'Unwinds' Can Protect Your Earn-out Deal
Hirsch/Bedner Associates, a $13-million Santa Monica, Calif., design business, sold itself to a British company in 1989 for $8 million up front, plus the promise of $20 million in cash and in stock from the acquiring company through an earn-out agreement. That agreement tied later payments to Hirsch/ Bedner's success in meeting specified goals over the next few years, explains Watt W. Webb III, Hirsch/Bedner's chief executive.
To secure the deal, Webb made use of a legal document called an unwind agreement, which protects former owners in case any earn-out deal starts to unravel. "Unwinds are a way of hedging a seller's financial risks," explains Gary Mendoza, a principal at the Los Angeles law firm of Riordan & McKinzie.
In Hirsch/Bedner's case, the unwind agreement proved providential. "We easily met our own profitability goals the first year," recalls Webb, "raising net earnings from $800,000 to $1.6 million." But the parent company confessed to Webb that it couldn't meet the earn-out commitment.
According to Mendoza, a well-prepared unwind agreement takes into account several basic issues:
* Repossession of the company. Typically, unwind agreements specify that if an earn-out falls through, the seller will once again take over the stock of the business. "We got our stock back and were able to keep the original $8-million purchase price," Webb reports.
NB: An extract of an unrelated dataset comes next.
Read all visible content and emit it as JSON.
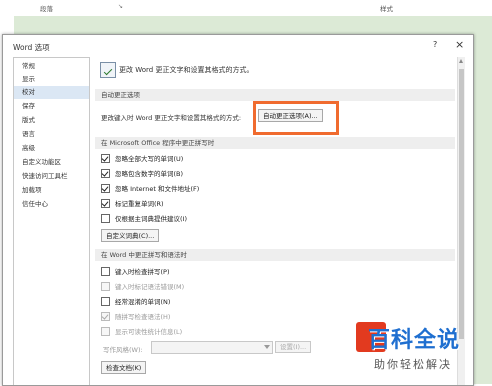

* Restrictions on the buyer's ability to borrow against the value of purchased stock. "This is absolutely essential," Mendoza emphasizes. "If the buyer of Hirsch/Bedner had been able to use its stock as collateral to finance other transactions, the bankers would have had a priority lien on the stock."
* Accounting standards. "Odds are very strong that if an unwind ever gets contested in a court of law, it's going to get contested over accounting matters like the valuation of the stock retransfer," warns Mendoza. "To prevent problems, it's worth involving an accounting firm in planning." Expect to pay up to $100,000 in legal and accounting fees. Webb agrees that this is money well spent. "It's so much cheaper and smarter to think about what can go wrong in advance."